(T0930-02-10) Improved Identification of Host Cell Proteins in Monoclonal Antibodies by Combining Filter-Aided Sample Preparation and Native Digestion

Purpose: Host cell proteins (HCPs) are process impurities that may compromise the safety and stability of monoclonal antibody (mAb) therapeutics, even at trace levels. While enzyme‑linked immunosorbent assay (ELISA) provides high-sensitivity quantification of total HCP content, it does not identify individual HCPs, limiting risk assessment. Liquid chromatography-mass spectrometry (LC-MS) enables HCP identification but is restricted by its dynamic range, often missing low-abundance HCPs in high-concentration mAb matrices. There is a significant need for improved sample preparation methods that enhance HCP enrichment and identification regardless of molecular weight or abundance, enabling a more comprehensive understanding and control of HCP risk in biopharmaceutical development.

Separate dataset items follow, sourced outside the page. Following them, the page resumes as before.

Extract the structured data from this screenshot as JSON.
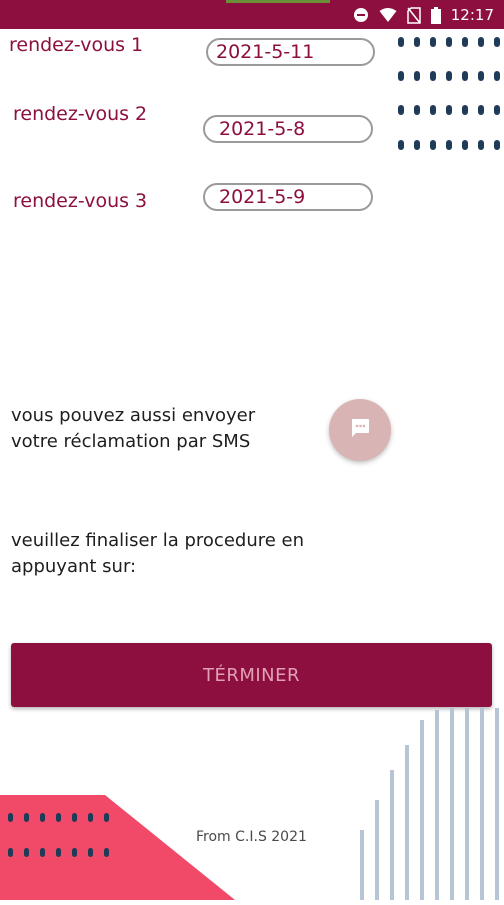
{
  "status_bar": {
    "time": "12:17",
    "icons": [
      "minus-circle-icon",
      "wifi-icon",
      "no-sim-icon",
      "battery-icon"
    ],
    "background": "#8c0f3f"
  },
  "appointments": [
    {
      "label": "rendez-vous 1",
      "date": "2021-5-11"
    },
    {
      "label": "rendez-vous 2",
      "date": "2021-5-8"
    },
    {
      "label": "rendez-vous 3",
      "date": "2021-5-9"
    }
  ],
  "sms": {
    "line1": "vous pouvez aussi envoyer",
    "line2": "votre réclamation par SMS",
    "fab_icon": "message-icon"
  },
  "finalize": {
    "line1": "veuillez finaliser la procedure en",
    "line2": "appuyant sur:"
  },
  "finish_button": {
    "label": "TÉRMINER"
  },
  "footer": {
    "text": "From C.I.S 2021"
  },
  "colors": {
    "brand": "#8c0f3f",
    "accent_pink": "#f04a68",
    "dot_navy": "#1f3b5a",
    "bar_blue": "#b7c4d6",
    "fab": "#d8b4b4"
  }
}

Methods: We develop a strategy that combines filter-aided sample preparation (FASP) with native digestion for HCP analysis. In this workflow, mAb samples containing HCPs undergo buffer exchange using a 10 kDa molecular weight cutoff (MWCO) filter, and trypsin is added directly to the filter for overnight digestion under native conditions. After digestion, centrifugation separates intact mAbs from the resulting HCP peptides, which are then collected, reduced, dried, and prepared for LC-MS/MS analysis. Method performance is evaluated using an mAb product containing spiked proteins (12–470 kDa) at concentrations down to 0.5 ppm and by analyzing the NISTmAb reference standard. Comparative experiments are performed with standard native digestion in tube, and HCP identification and quantitation are performed using a high‑resolution Orbitrap mass spectrometer and database-assisted identification.

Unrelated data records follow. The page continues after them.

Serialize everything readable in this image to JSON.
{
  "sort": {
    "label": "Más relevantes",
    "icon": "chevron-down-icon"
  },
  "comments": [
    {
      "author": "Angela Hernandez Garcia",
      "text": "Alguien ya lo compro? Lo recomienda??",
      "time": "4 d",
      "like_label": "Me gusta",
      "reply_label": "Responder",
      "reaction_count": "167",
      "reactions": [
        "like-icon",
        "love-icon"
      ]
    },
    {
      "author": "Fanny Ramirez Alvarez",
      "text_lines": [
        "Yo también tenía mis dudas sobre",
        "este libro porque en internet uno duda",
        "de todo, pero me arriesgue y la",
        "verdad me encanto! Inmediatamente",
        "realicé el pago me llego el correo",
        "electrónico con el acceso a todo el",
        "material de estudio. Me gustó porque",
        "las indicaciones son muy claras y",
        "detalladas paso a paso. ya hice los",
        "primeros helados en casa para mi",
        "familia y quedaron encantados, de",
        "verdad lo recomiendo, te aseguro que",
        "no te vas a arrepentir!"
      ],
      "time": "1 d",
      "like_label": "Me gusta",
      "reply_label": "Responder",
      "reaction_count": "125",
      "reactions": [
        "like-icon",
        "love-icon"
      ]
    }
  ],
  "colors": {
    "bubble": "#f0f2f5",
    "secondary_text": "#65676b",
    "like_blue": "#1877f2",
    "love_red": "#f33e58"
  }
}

Results: The native digestion on the filter (NDF) workflow demonstrates superior depletion of mAbs and enables unbiased capture of HCP peptides, regardless of their molecular weight. Compared to tube-based native digestion, the NDF workflow eliminates the need for a heat-induced precipitation step, reducing the potential loss of heat-labile or co‑precipitating HCPs and streamlining sample preparation. In protein spike-in experiments, the NDF method sensitively detects all six standard proteins ranging from 12 kDa to 470 kDa at 1 ppm, and shows strong performance even at the 0.5 ppm level, without molecular weight bias. In contrast, standard native digestion in solution favors detection of only low-molecular-weight proteins and exhibits poorer sensitivity for larger proteins. For the NISTmAb standard, the NDF workflow identifies 155 more HCPs than standard native digestion, with quantitation down to 0.05 ppm. Overall, the NDF method improves both the number and sensitivity of HCP identifications, especially for low‑abundance and high-molecular-weight species.

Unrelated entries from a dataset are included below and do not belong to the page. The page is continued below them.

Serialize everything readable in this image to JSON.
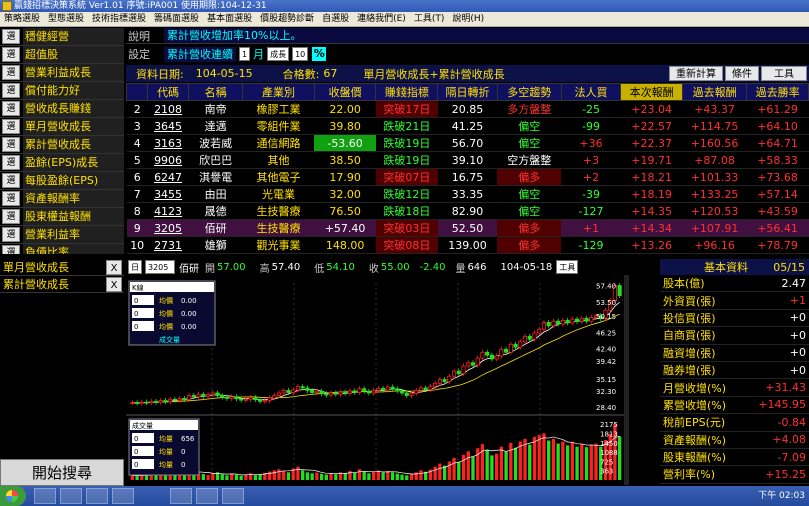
{
  "title": "贏錢招標決策系統 Ver1.01 序號:iPA001 使用期限:104-12-31",
  "menu": [
    "策略選股",
    "型態選股",
    "技術指標選股",
    "籌碼面選股",
    "基本面選股",
    "價股趨勢診斷",
    "自選股",
    "連絡我們(E)",
    "工具(T)",
    "說明(H)"
  ],
  "left_items": [
    "穩健經營",
    "超值股",
    "營業利益成長",
    "償付能力好",
    "營收成長賺錢",
    "單月營收成長",
    "累計營收成長",
    "盈餘(EPS)成長",
    "每股盈餘(EPS)",
    "資產報酬率",
    "股東權益報酬",
    "營業利益率",
    "負債比率"
  ],
  "left_sel": "選",
  "selected_list": [
    "單月營收成長",
    "累計營收成長"
  ],
  "x_label": "X",
  "search_button": "開始搜尋",
  "desc": {
    "label": "說明",
    "value": "累計營收增加率10%以上。"
  },
  "setting": {
    "label": "設定",
    "value": "累計營收連續",
    "n": "1",
    "unit": "月",
    "op": "成長",
    "val": "10",
    "pct": "%"
  },
  "info": {
    "date_label": "資料日期:",
    "date": "104-05-15",
    "count_label": "合格數:",
    "count": "67",
    "desc": "單月營收成長+累計營收成長",
    "btn1": "重新計算",
    "btn2": "條件",
    "btn3": "工具"
  },
  "columns": [
    "",
    "代碼",
    "名稱",
    "產業別",
    "收盤價",
    "賺錢指標",
    "隔日轉折",
    "多空趨勢",
    "法人買",
    "本次報酬",
    "過去報酬",
    "過去勝率"
  ],
  "rows": [
    [
      "2",
      "2108",
      "南帝",
      "橡膠工業",
      "22.00",
      "突破17日",
      "20.85",
      "多方盤整",
      "-25",
      "+23.04",
      "+43.37",
      "+61.29"
    ],
    [
      "3",
      "3645",
      "達邁",
      "零組件業",
      "39.80",
      "跌破21日",
      "41.25",
      "偏空",
      "-99",
      "+22.57",
      "+114.75",
      "+64.10"
    ],
    [
      "4",
      "3163",
      "波若威",
      "通信網路",
      "-53.60",
      "跌破19日",
      "56.70",
      "偏空",
      "+36",
      "+22.37",
      "+160.56",
      "+64.71"
    ],
    [
      "5",
      "9906",
      "欣巴巴",
      "其他",
      "38.50",
      "跌破19日",
      "39.10",
      "空方盤整",
      "+3",
      "+19.71",
      "+87.08",
      "+58.33"
    ],
    [
      "6",
      "6247",
      "淇譽電",
      "其他電子",
      "17.90",
      "突破07日",
      "16.75",
      "偏多",
      "+2",
      "+18.21",
      "+101.33",
      "+73.68"
    ],
    [
      "7",
      "3455",
      "由田",
      "光電業",
      "32.00",
      "跌破12日",
      "33.35",
      "偏空",
      "-39",
      "+18.19",
      "+133.25",
      "+57.14"
    ],
    [
      "8",
      "4123",
      "晟德",
      "生技醫療",
      "76.50",
      "跌破18日",
      "82.90",
      "偏空",
      "-127",
      "+14.35",
      "+120.53",
      "+43.59"
    ],
    [
      "9",
      "3205",
      "佰研",
      "生技醫療",
      "+57.40",
      "突破03日",
      "52.50",
      "偏多",
      "+1",
      "+14.34",
      "+107.91",
      "+56.41"
    ],
    [
      "10",
      "2731",
      "雄獅",
      "觀光事業",
      "148.00",
      "突破08日",
      "139.00",
      "偏多",
      "-129",
      "+13.26",
      "+96.16",
      "+78.79"
    ]
  ],
  "quote": {
    "period": "日",
    "code": "3205",
    "name": "佰研",
    "open_l": "開",
    "open": "57.00",
    "high_l": "高",
    "high": "57.40",
    "low_l": "低",
    "low": "54.10",
    "close_l": "收",
    "close": "55.00",
    "chg": "-2.40",
    "vol_l": "量",
    "vol": "646",
    "date": "104-05-18",
    "tool": "工具"
  },
  "ma_panel": {
    "title": "K線",
    "label": "均價",
    "rows": [
      "0.00",
      "0.00",
      "0.00"
    ],
    "field": "0",
    "footer": "成交量"
  },
  "vol_panel": {
    "title": "成交量",
    "label": "均量",
    "rows": [
      "656",
      "0",
      "0"
    ],
    "field": "0"
  },
  "y_ticks": [
    "57.40",
    "53.50",
    "50.15",
    "46.25",
    "42.40",
    "39.42",
    "35.15",
    "32.30",
    "28.40"
  ],
  "v_ticks": [
    "2175",
    "1813",
    "1450",
    "1088",
    "725",
    "363"
  ],
  "right": {
    "title": "基本資料",
    "date": "05/15",
    "items": [
      [
        "股本(億)",
        "2.47"
      ],
      [
        "外資買(張)",
        "+1"
      ],
      [
        "投信買(張)",
        "+0"
      ],
      [
        "自商買(張)",
        "+0"
      ],
      [
        "融資增(張)",
        "+0"
      ],
      [
        "融券增(張)",
        "+0"
      ],
      [
        "月營收增(%)",
        "+31.43"
      ],
      [
        "累營收增(%)",
        "+145.95"
      ],
      [
        "稅前EPS(元)",
        "-0.84"
      ],
      [
        "資產報酬(%)",
        "+4.08"
      ],
      [
        "股東報酬(%)",
        "-7.09"
      ],
      [
        "營利率(%)",
        "+15.25"
      ]
    ]
  },
  "clock": "下午 02:03",
  "candles": [
    29.5,
    29.4,
    29.6,
    29.5,
    29.8,
    29.6,
    30.0,
    29.7,
    30.3,
    30.1,
    30.5,
    30.2,
    31.2,
    30.9,
    31.5,
    31.0,
    31.4,
    31.8,
    31.2,
    30.8,
    30.5,
    30.9,
    30.4,
    30.1,
    30.3,
    30.7,
    30.2,
    29.8,
    30.0,
    30.6,
    31.2,
    31.8,
    32.4,
    31.9,
    32.5,
    33.3,
    33.0,
    32.4,
    31.9,
    32.2,
    31.6,
    31.3,
    31.8,
    31.5,
    32.0,
    31.7,
    32.3,
    31.9,
    32.8,
    32.2,
    31.8,
    32.4,
    32.9,
    32.5,
    33.2,
    32.8,
    32.3,
    31.8,
    31.2,
    31.7,
    32.4,
    33.0,
    32.6,
    33.4,
    34.1,
    35.0,
    34.5,
    35.8,
    37.0,
    36.4,
    38.2,
    39.0,
    38.4,
    40.1,
    41.5,
    40.8,
    39.9,
    40.6,
    42.2,
    41.5,
    43.4,
    42.7,
    44.0,
    45.3,
    44.6,
    46.1,
    47.0,
    48.6,
    47.8,
    48.9,
    48.2,
    49.1,
    48.5,
    49.4,
    48.8,
    49.6,
    48.9,
    49.8,
    50.2,
    49.5,
    51.5,
    53.8,
    57.4,
    55.0
  ],
  "volumes": [
    180,
    140,
    220,
    160,
    250,
    190,
    300,
    210,
    260,
    180,
    320,
    240,
    410,
    350,
    280,
    230,
    190,
    260,
    300,
    220,
    180,
    240,
    200,
    170,
    210,
    260,
    190,
    230,
    280,
    330,
    380,
    420,
    360,
    300,
    450,
    520,
    380,
    300,
    260,
    290,
    240,
    210,
    260,
    230,
    300,
    270,
    350,
    280,
    420,
    330,
    260,
    310,
    370,
    290,
    350,
    300,
    250,
    210,
    180,
    230,
    300,
    380,
    320,
    410,
    520,
    640,
    560,
    720,
    860,
    700,
    980,
    1120,
    900,
    1240,
    1400,
    1180,
    960,
    1020,
    1300,
    1100,
    1450,
    1260,
    1500,
    1600,
    1380,
    1680,
    1750,
    1820,
    1540,
    1600,
    1420,
    1500,
    1350,
    1480,
    1300,
    1400,
    1280,
    1360,
    1420,
    1300,
    1560,
    1800,
    2175,
    1700
  ]
}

Conclusion: The integration of filter-aided sample preparation with native digestion significantly enhances the comprehensiveness and sensitivity of HCP identification in monoclonal antibody therapeutics by LC-MS/MS. This workflow achieves unbiased enrichment of HCPs across a wide molecular weight range and can detect and quantify HCPs at sub‑ppm levels, overcoming limitations of standard native digestion method. By removing the need for heat-induced precipitation, it minimizes the risk of losing heat-labile HCPs and simplifies the process. The method holds promise as a robust platform for routine and deep HCP characterization, directly supporting process development and quality control efforts in biopharmaceutical manufacturing. Further integration with advanced enrichment and separation techniques may enable even deeper HCP profiling in the future.

The native digestion on the filter (NDF) experimental workflow for HCP identification includes filter-aided sample preparation and native digestion. During native digestion on the filter, mAbs remain intact due to disulfide bonds, while HCPs are cleaved into peptides. Subsequent centrifuge filtration separates the intact mAbs from the HCP peptides, facilitating HCP enrichment for comprehensive identification, regardless of peptide size.

The NDF experiment detects all six protein spikes, ranging from 12 kDa to 470 kDa at 1 ppm, with no bias towards smaller HCPs, allowing for an unbiased analysis. In contrast, ND only detects the Mb and Cyt c spikes, losing detection for larger proteins. At a 0.5 ppm spike level, NDF can still detect all spikes except the largest 470 kDa FN and provides nearly twice the unique peptide identification for Mb and Cyt c compared to ND, demonstrating a lower detection limit and offering greater identification confidence in the NDF method.

The Venn diagram of total HCPs identified in NISTmAb shows that NDF detects substantially more unique HCPs than ND.